Appetite, Philip Kazan

A young man in Renaissance Florence has a gift: the ability to taste more than the average man, and a sense of passion that will lead him into joy and trouble.

The Chef’s Apprentice, Elle Newmark

A Venetian street urchin becomes apprentice to a chef whose powers seem nearly magical. Then there’s the mystery of the book that holds all the world’s secrets, and a murder, and a great love… plus you know, all the food.

Crescent, Diana Abu-Jaber

Half love story, half quest, all exquisite prose and exotic foods.
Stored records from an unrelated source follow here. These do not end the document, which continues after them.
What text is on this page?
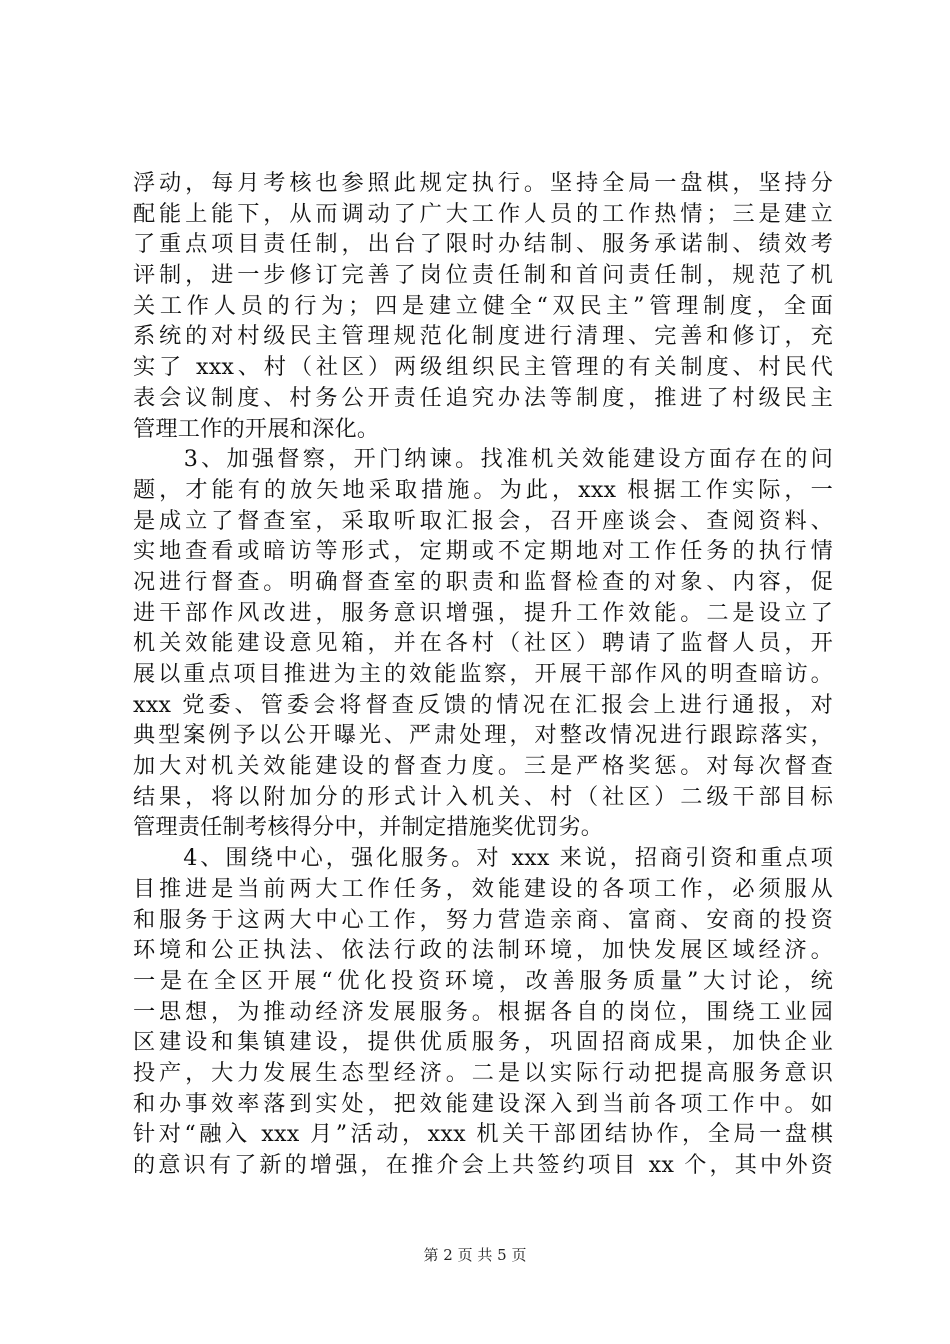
浮动，每月考核也参照此规定执行。坚持全局一盘棋，坚持分
配能上能下，从而调动了广大工作人员的工作热情；三是建立
了重点项目责任制，出台了限时办结制、服务承诺制、绩效考
评制，进一步修订完善了岗位责任制和首问责任制，规范了机
关工作人员的行为；四是建立健全“双民主”管理制度，全面
系统的对村级民主管理规范化制度进行清理、完善和修订，充
实了 xxx、村（社区）两级组织民主管理的有关制度、村民代
表会议制度、村务公开责任追究办法等制度，推进了村级民主
管理工作的开展和深化。
　　3、加强督察，开门纳谏。找准机关效能建设方面存在的问
题，才能有的放矢地采取措施。为此，xxx 根据工作实际，一
是成立了督查室，采取听取汇报会，召开座谈会、查阅资料、
实地查看或暗访等形式，定期或不定期地对工作任务的执行情
况进行督查。明确督查室的职责和监督检查的对象、内容，促
进干部作风改进，服务意识增强，提升工作效能。二是设立了
机关效能建设意见箱，并在各村（社区）聘请了监督人员，开
展以重点项目推进为主的效能监察，开展干部作风的明查暗访。
xxx 党委、管委会将督查反馈的情况在汇报会上进行通报，对
典型案例予以公开曝光、严肃处理，对整改情况进行跟踪落实，
加大对机关效能建设的督查力度。三是严格奖惩。对每次督查
结果，将以附加分的形式计入机关、村（社区）二级干部目标
管理责任制考核得分中，并制定措施奖优罚劣。
　　4、围绕中心，强化服务。对 xxx 来说，招商引资和重点项
目推进是当前两大工作任务，效能建设的各项工作，必须服从
和服务于这两大中心工作，努力营造亲商、富商、安商的投资
环境和公正执法、依法行政的法制环境，加快发展区域经济。
一是在全区开展“优化投资环境，改善服务质量”大讨论，统
一思想，为推动经济发展服务。根据各自的岗位，围绕工业园
区建设和集镇建设，提供优质服务，巩固招商成果，加快企业
投产，大力发展生态型经济。二是以实际行动把提高服务意识
和办事效率落到实处，把效能建设深入到当前各项工作中。如
针对“融入 xxx 月”活动，xxx 机关干部团结协作，全局一盘棋
的意识有了新的增强，在推介会上共签约项目 xx 个，其中外资
第 2 页 共 5 页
Harry Potter and the Prisoner of Azkaban, J.K. Rowling

Oh, of course. Any fantasist foodie with a serious sweet tooth will be unable to resist the candy shops of the wizarding world, where you will find “creamy chunks of nougat, shimmering pink squares of coconut ice, fat, honey-coloured toffees; hundreds of different kinds of chocolate in neat rows; there was a large barrel of Every Flavour Beans, and another of Fizzing Whizzbees, the levitating sherbet balls that Ron had mentioned; along yet another wall were ‘Special Effects’ sweets: Drooble’s Best Blowing Gum (which filled a room with bluebell-coloured bubbles that refused to pop for days), the strange, splintery Toothflossing Stringmints, tiny black Pepper Imps (‘breathe fire for your friends!’), Ice Mice (‘hear your teeth chatter and squeak!’), peppermint creams shaped like toads (‘hop realistically in the stomach!’), fragile sugar-spun quills and exploding bonbons.”

Hunger, Jane Ward

A search for flavor in life and in food. After all, they coincide more often than you’d think.